At the end of 2024 Photosphere had become a serious personal project: MongoDB was gone, all the data was on S3, and months had been spent trying to figure out how to sync databases between devices.

2025

  • Start of year: Manning dropped the contract for Rapid Fullstack Development; the book was renamed The Feedback Driven Developer.
  • February: Encryption prototyped: public/private key validation and encryption experiments, followed by a hybrid encryption prototype.
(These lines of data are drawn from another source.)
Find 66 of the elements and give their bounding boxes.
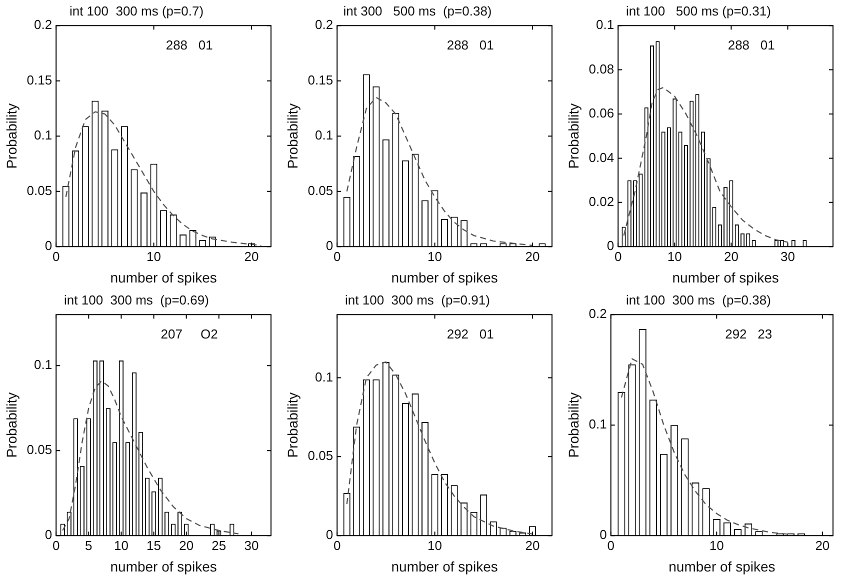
y-axis-title: Probability xyxy=(565,392,582,458)
annotation: 288 01 xyxy=(728,38,775,53)
x-tick-label: 20 xyxy=(815,538,830,553)
annotation: 288 01 xyxy=(446,38,494,53)
x-tick-label: 5 xyxy=(85,538,92,553)
x-tick-label: 10 xyxy=(428,538,442,553)
y-tick-label: 0.04 xyxy=(588,150,614,165)
x-tick-label: 10 xyxy=(709,538,724,553)
y-tick-label: 0.2 xyxy=(315,17,334,32)
chart-title: int 100 300 ms (p=0.91) xyxy=(345,292,490,308)
y-tick-label: 0.15 xyxy=(308,72,334,88)
y-tick-label: 0.15 xyxy=(26,72,52,88)
y-tick-label: 0.06 xyxy=(588,106,614,121)
x-axis-title: number of spikes xyxy=(668,558,776,574)
y-tick-label: 0.2 xyxy=(588,306,607,322)
y-tick-label: 0.1 xyxy=(34,357,52,372)
y-tick-label: 0 xyxy=(606,238,614,254)
y-tick-label: 0 xyxy=(44,527,52,542)
x-axis-title: number of spikes xyxy=(672,269,779,286)
y-tick-label: 0.05 xyxy=(308,182,334,198)
x-tick-label: 20 xyxy=(244,248,259,264)
y-tick-label: 0.1 xyxy=(315,369,334,384)
y-axis-title: Probability xyxy=(3,392,20,458)
y-tick-label: 0.1 xyxy=(34,128,52,143)
y-tick-label: 0.1 xyxy=(596,17,614,32)
x-tick-label: 25 xyxy=(212,538,226,553)
x-tick-label: 30 xyxy=(244,538,259,553)
y-tick-label: 0.08 xyxy=(588,61,614,76)
x-tick-label: 10 xyxy=(114,538,128,553)
y-tick-label: 0 xyxy=(326,238,334,254)
annotation: 292 01 xyxy=(446,326,494,342)
y-axis-title: Probability xyxy=(3,103,20,169)
annotation: 288 01 xyxy=(166,38,213,53)
x-tick-label: 20 xyxy=(724,248,738,264)
y-tick-label: 0.2 xyxy=(34,17,52,32)
x-axis-title: number of spikes xyxy=(110,558,217,574)
y-tick-label: 0.05 xyxy=(26,442,52,458)
x-tick-label: 20 xyxy=(525,248,540,264)
x-axis-title: number of spikes xyxy=(110,269,217,286)
x-tick-label: 10 xyxy=(428,248,442,264)
y-tick-label: 0.05 xyxy=(308,448,334,464)
y-axis-title: Probability xyxy=(284,103,300,169)
chart-title: int 100 500 ms (p=0.31) xyxy=(626,3,771,18)
chart-title: int 100 300 ms (p=0.38) xyxy=(626,292,771,308)
y-tick-label: 0 xyxy=(326,527,334,542)
y-axis-title: Probability xyxy=(284,392,300,458)
y-axis-title: Probability xyxy=(565,103,582,169)
x-tick-label: 10 xyxy=(667,248,682,264)
chart-title: int 100 300 ms (p=0.69) xyxy=(64,292,209,308)
y-tick-label: 0 xyxy=(44,238,52,254)
y-tick-label: 0.05 xyxy=(26,182,52,198)
annotation: 207 O2 xyxy=(160,326,218,342)
chart-title: int 100 300 ms (p=0.7) xyxy=(69,3,204,18)
y-tick-label: 0.1 xyxy=(588,416,607,432)
y-tick-label: 0.02 xyxy=(588,194,614,209)
x-tick-label: 30 xyxy=(780,248,795,264)
x-tick-label: 15 xyxy=(146,538,162,553)
x-tick-label: 20 xyxy=(525,538,540,553)
y-tick-label: 0 xyxy=(600,527,607,542)
x-tick-label: 20 xyxy=(179,538,194,553)
annotation: 292 23 xyxy=(725,326,772,342)
x-axis-title: number of spikes xyxy=(391,558,498,574)
x-tick-label: 10 xyxy=(146,248,162,264)
chart-title: int 300 500 ms (p=0.38) xyxy=(343,3,492,18)
y-tick-label: 0.1 xyxy=(315,128,334,143)
x-axis-title: number of spikes xyxy=(391,269,498,286)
This work fed directly into adding encryption to Photosphere.
  • February-May: Months of prototyping to figure out how to build and manage a custom database: BSON records, sort indexes, with a Merkle tree as the backbone.
  • April:
    • Epiphany: build it out just with CLI tools first, later add the Photosphere GUI.
    • CLI tool built as a Bun single-exe app, with the frontend UI embedded in it.
    • Optional encryption at rest: assets in cloud storage can be encrypted, decrypted on read using a private key.
  • June: The server is no longer required. Apps connect directly to cloud storage, each maintaining its own local copy and syncing via shared storage (NAS or cloud).
  • June: First implementation of database replication (one-way copy of files and BSON database).
  • July: Value proposition crystallised: Photosphere is the spiritual successor to Picasa, local and private, but it goes much further with end-to-end encryption, a custom Git-style database, and a fully distributed architecture with no server required.
  • November:
    • Background workers first added to the CLI.
    • Bidirectional sync of files and BSON database completed.

At the end of 2025 Photosphere was a working CLI tool with encrypted local-first storage, full database replication, and bidirectional sync. No server required.

2026

  • Start of year: Manning dropped the contract for The Feedback Driven Developer and it has returned to being self-publishing.
  • January:
    • Server and Docker image dropped in favour of a fully local-first implementation.
    • Embedded UI dropped from the CLI.
    • Photosphere is becoming truly local-first: desktop and mobile clients each hold a partial local database and sync via a full remote database in the cloud.
    • Work began on a cross-platform Electron app for Photosphere, the first proper GUI.
  • February: Encrypt and decrypt commands added. Support for re-encrypting and partially encrypted databases.
  • March: Major overhaul of encryption code: streaming encryption and support for partially encrypted databases.
  • April:
    • OS keychain vault for storing secrets.
    • Secure sharing of encrypted database credentials over local network (wired and wifi).

As of mid-2026 Photosphere has a cross-platform Electron desktop app, full encryption with OS keychain integration, bidirectional sync via cloud storage, and secure local network credential sharing. A fully local-first system with no required server.